Dutch rider Wouter Wippert of Drapac Professional Cycling emerged as the winner of stage 3, after a close sprint against Synergy Baku’s Christoph Schweizer on the 650 meter climb leading to the statue of Baguashan Buddha in Changhua for the thrilling finale.
“I came to the front with 300 meters to go”, Wippert described, “but that was too far away from the finish. I had to let Schweizer pass me before I made my final effort in the last 100 meters but it’s been tight till the very end.” The crowd called up for the photo-finish to determine the winner but it was the Dutchman who raised his arms up the air, indeed.
“This is my first race ever in Asia but I had time to look at the finishing uphill prior to the start, so I knew what kind of tactic to use”, Wippert explained. “It’s a great finale. It looks a bit like the Cauberg . It was also the first real bunch sprint for me as I came second on stage 1 but I slipped in the second last corner so I couldn’t sprint as I wanted to. This time it went all at perfection.”
“Today I feel like I’ve just won my first pro race as it is my first ever victory in a category 1 race”, said the 23 year old who recently claimed two stages of the New Zealand classic and previously won a stage at the 2010 Tour of Slovakia, at the 2011 Tour of Berlin, at the 2011 Tour de l’Avenir (ahead of his compatriot Moreno Hofland who took stage 2 at Paris-Nice on Monday and the Tour of Hainan overall last year), and at the 2012 Triptyque Monts et Châteaux, all category 2 or U23 international races.
Crossing the line in third place, 2008 Tour de Taiwan winner John Murphy of the Unitedhealthcare team, collected four seconds in bonus points that brought him four seconds closer to overall leader Rémy Di Gregorio of La Pomme Marseille.
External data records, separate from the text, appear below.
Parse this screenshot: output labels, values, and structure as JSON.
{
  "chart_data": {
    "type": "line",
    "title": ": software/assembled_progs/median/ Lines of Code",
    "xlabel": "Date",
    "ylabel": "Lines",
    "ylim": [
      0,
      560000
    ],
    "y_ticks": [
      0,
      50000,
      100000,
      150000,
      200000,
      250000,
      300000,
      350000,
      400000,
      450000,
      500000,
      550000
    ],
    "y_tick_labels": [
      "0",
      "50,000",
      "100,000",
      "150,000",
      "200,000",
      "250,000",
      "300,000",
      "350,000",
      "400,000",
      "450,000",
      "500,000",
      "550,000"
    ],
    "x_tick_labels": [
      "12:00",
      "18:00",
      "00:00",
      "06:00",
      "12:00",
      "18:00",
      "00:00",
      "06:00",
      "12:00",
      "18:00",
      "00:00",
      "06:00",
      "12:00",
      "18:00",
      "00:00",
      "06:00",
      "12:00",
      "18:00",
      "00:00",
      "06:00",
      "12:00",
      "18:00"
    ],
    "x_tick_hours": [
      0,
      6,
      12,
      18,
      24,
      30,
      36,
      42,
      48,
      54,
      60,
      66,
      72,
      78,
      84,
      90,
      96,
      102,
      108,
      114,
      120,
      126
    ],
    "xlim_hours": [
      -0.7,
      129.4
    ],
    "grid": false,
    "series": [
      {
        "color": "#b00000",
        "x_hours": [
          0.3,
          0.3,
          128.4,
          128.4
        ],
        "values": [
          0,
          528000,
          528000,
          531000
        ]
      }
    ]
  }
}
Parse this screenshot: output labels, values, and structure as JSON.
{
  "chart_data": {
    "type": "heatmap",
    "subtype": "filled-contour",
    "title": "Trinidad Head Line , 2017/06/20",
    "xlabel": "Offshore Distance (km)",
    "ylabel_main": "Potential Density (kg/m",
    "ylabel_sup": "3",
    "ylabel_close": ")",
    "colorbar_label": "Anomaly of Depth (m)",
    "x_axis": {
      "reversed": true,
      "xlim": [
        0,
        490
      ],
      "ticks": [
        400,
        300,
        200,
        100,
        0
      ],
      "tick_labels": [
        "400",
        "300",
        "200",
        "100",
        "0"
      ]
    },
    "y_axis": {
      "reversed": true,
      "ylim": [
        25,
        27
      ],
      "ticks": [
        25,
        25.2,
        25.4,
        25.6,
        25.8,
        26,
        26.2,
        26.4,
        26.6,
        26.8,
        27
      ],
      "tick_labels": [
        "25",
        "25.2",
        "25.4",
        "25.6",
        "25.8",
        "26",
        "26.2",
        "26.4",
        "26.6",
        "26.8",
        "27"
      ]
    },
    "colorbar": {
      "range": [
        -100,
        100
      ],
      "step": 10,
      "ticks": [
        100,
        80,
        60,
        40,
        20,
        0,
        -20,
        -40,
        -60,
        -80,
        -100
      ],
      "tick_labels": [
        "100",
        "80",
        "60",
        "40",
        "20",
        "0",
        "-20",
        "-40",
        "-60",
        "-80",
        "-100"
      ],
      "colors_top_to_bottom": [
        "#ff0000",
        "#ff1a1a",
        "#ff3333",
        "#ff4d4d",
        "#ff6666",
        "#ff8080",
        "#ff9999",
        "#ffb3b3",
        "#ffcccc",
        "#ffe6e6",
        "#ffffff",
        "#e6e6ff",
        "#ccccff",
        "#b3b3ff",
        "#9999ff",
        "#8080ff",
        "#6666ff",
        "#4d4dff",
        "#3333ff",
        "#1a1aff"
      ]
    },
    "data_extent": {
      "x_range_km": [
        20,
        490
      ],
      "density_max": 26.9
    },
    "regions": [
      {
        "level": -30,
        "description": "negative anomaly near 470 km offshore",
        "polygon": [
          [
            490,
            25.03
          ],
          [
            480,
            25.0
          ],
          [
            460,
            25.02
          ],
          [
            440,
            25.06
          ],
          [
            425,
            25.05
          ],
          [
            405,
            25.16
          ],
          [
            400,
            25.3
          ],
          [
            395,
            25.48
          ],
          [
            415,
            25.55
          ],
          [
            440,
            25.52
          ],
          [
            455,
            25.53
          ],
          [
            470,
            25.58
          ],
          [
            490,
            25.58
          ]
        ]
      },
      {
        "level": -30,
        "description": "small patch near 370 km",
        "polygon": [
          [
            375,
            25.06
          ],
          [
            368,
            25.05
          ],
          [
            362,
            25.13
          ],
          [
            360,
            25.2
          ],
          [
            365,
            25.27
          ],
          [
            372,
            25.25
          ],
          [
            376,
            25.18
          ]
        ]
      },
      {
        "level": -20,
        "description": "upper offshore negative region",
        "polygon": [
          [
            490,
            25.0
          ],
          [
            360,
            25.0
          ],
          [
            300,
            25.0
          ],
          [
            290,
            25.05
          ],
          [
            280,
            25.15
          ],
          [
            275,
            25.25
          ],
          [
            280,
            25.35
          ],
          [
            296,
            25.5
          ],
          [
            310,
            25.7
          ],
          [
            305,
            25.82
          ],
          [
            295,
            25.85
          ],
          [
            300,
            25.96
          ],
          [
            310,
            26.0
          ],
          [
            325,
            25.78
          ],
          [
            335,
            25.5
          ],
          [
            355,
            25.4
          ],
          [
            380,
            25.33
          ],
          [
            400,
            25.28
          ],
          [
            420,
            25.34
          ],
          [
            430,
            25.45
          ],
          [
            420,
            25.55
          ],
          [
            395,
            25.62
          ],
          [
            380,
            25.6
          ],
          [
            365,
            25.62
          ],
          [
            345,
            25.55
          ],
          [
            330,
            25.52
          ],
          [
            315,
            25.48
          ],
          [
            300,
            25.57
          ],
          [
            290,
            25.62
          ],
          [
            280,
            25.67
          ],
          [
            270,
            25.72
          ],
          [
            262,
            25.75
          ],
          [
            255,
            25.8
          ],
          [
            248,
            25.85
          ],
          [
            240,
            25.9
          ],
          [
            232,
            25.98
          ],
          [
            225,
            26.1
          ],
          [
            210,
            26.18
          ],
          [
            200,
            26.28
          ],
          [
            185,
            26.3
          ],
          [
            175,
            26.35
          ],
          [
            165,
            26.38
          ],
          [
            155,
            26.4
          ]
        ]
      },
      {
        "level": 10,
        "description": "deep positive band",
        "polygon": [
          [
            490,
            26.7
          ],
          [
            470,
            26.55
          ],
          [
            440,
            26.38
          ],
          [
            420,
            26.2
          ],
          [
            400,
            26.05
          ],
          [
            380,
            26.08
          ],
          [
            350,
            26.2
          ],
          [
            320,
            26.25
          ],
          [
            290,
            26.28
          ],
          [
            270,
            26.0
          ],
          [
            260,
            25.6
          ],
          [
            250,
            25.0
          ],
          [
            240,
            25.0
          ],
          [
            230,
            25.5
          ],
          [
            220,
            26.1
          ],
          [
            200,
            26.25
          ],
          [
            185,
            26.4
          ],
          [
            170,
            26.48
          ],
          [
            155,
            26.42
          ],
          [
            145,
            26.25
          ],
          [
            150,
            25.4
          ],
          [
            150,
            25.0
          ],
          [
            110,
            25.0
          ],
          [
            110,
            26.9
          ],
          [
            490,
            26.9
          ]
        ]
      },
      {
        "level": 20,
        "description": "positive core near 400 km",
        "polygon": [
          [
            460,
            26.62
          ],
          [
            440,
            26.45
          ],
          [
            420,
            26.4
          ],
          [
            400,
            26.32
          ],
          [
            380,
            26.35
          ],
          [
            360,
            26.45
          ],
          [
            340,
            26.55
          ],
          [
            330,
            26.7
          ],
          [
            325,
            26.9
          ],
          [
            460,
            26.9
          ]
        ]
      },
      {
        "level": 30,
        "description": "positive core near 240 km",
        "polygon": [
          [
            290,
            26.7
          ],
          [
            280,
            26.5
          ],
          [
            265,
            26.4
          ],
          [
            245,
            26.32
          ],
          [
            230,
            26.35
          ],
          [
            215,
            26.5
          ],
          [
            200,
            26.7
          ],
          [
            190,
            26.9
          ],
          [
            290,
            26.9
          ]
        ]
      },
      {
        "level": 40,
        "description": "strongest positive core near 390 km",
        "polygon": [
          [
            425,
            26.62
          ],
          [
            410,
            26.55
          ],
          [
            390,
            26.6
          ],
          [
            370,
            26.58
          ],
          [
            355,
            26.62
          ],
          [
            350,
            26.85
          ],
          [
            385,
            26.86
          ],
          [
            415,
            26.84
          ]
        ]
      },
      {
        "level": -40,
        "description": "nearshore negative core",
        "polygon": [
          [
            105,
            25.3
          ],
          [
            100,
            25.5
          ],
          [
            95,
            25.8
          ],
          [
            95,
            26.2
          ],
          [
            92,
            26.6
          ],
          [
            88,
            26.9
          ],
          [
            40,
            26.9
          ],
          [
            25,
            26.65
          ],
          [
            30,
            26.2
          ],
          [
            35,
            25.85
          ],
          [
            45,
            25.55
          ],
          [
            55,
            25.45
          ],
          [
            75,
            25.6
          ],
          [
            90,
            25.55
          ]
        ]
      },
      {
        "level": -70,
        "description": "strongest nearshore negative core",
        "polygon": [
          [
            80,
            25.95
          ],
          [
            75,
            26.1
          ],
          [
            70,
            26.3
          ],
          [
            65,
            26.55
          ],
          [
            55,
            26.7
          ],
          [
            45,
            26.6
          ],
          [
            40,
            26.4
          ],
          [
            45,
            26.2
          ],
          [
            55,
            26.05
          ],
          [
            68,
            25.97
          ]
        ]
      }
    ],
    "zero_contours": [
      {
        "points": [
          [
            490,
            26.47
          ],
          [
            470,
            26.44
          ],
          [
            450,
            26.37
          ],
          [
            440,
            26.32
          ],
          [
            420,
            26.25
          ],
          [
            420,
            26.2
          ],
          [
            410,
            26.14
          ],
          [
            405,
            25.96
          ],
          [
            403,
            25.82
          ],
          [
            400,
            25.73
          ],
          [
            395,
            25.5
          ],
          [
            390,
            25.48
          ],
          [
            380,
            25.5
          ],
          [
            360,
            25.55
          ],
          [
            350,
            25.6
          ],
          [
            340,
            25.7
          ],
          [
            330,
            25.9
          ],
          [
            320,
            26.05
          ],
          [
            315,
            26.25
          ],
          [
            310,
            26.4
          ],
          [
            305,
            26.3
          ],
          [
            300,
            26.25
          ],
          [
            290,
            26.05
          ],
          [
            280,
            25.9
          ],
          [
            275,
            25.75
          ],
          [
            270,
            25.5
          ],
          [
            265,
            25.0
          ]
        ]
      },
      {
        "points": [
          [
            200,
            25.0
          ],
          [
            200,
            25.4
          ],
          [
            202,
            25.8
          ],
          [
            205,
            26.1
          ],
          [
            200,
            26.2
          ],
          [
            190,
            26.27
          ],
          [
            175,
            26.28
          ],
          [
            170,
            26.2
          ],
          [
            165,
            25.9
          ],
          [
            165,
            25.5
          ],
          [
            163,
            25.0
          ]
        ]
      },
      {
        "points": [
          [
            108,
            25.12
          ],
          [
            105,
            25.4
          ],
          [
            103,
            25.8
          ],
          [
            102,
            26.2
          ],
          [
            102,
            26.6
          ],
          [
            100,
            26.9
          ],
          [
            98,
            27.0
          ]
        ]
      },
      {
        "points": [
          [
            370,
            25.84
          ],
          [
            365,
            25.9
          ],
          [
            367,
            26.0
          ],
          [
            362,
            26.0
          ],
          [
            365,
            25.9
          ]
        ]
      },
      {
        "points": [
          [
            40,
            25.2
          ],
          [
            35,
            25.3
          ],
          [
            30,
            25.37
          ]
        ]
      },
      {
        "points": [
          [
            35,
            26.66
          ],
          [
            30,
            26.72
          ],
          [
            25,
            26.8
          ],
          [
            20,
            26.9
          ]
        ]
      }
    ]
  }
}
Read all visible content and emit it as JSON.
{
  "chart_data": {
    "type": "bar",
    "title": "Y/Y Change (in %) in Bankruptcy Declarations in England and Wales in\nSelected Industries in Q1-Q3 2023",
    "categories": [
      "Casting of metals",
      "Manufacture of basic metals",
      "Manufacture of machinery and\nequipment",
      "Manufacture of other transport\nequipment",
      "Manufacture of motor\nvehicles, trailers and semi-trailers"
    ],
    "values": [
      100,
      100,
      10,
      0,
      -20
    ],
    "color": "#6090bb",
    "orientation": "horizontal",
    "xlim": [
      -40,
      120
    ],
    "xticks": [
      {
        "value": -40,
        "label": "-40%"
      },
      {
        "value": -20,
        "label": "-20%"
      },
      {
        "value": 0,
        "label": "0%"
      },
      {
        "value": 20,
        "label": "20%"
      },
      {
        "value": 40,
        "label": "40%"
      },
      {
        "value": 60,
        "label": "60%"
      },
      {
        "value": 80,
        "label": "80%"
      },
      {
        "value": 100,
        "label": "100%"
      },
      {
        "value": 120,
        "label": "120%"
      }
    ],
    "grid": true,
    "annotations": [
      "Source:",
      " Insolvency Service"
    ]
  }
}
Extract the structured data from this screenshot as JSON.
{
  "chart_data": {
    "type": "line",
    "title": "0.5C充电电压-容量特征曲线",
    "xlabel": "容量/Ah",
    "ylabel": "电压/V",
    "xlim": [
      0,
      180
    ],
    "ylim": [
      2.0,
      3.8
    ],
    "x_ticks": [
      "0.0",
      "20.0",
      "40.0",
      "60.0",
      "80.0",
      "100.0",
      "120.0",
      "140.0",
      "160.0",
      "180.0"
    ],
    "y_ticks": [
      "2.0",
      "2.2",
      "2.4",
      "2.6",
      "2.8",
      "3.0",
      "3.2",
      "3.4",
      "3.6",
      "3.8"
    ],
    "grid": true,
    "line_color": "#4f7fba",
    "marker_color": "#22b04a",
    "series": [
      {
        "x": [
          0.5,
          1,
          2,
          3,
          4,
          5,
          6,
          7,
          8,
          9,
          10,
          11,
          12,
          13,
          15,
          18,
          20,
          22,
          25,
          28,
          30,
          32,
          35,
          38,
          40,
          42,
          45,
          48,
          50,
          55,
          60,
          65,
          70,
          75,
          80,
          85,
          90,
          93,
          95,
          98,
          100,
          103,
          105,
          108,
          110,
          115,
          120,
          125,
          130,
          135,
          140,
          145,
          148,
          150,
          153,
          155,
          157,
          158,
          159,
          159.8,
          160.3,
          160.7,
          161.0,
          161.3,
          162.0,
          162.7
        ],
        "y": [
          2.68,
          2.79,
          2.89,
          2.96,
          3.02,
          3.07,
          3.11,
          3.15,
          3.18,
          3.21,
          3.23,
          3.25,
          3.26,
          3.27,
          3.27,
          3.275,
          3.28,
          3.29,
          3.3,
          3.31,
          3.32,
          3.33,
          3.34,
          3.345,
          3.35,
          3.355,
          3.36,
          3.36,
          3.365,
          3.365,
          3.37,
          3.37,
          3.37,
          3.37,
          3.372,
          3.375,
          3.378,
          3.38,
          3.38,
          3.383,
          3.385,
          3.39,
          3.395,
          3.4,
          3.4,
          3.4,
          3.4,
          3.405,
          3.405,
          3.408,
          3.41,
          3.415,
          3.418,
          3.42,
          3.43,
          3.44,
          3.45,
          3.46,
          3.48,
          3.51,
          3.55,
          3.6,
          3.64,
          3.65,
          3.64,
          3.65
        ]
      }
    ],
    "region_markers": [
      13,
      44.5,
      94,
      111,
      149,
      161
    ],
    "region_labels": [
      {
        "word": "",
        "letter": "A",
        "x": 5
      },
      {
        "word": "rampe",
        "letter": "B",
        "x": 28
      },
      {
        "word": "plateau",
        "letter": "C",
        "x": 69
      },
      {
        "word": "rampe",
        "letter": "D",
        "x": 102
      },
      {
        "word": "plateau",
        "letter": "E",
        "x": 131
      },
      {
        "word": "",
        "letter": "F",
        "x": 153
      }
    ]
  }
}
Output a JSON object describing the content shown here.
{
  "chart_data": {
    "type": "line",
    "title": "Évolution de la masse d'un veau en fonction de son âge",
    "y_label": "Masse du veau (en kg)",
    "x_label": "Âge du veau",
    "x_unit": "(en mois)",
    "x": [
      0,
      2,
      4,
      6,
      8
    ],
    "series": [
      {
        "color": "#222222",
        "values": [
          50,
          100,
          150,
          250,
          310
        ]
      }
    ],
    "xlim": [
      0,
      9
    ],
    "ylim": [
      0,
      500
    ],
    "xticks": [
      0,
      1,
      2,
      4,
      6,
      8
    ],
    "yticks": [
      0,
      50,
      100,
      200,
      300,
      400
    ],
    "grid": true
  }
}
“But this is another good day for us”, said Di Gregorio who finished fourth, just ahead of Cannondale’s neo pro Davide Formolo who is a pure climber in the making. “I’ve literally loved this uphill finish. There should be more of finales like this one in cycling. It’s a fantastic venue for a bike race. This is my first time in Taiwan and I’m delighted. Leading the race gives us the responsibility to control the situation but Drapac actually helped us to close the gap.”
Today’s stage saw a four-man breakaway group led by Cheung King Lok (Team Hong Kong-China), Liu Chin Feng (Team Gusto), Aldo Ilesic (Unitedhealthcare) and Tim Gebauer (Team Stölting), get underway at the 14 kilometer mark. From there, the escapees built up an advantage of four minutes over the peloton. Ilesic persisted and was the last man caught at the bottom of the final uphill climb.
Tomorrow’s Stage 4 in Tainan City is considered the queen stage of this year’s race, with a finish at Zengwen Reservoir thirty kilometers from the finish in Guanzhiling. It was along same route of last year’s Tour, that Australian Nathan Earle impose himself on the competition, and won the overall title.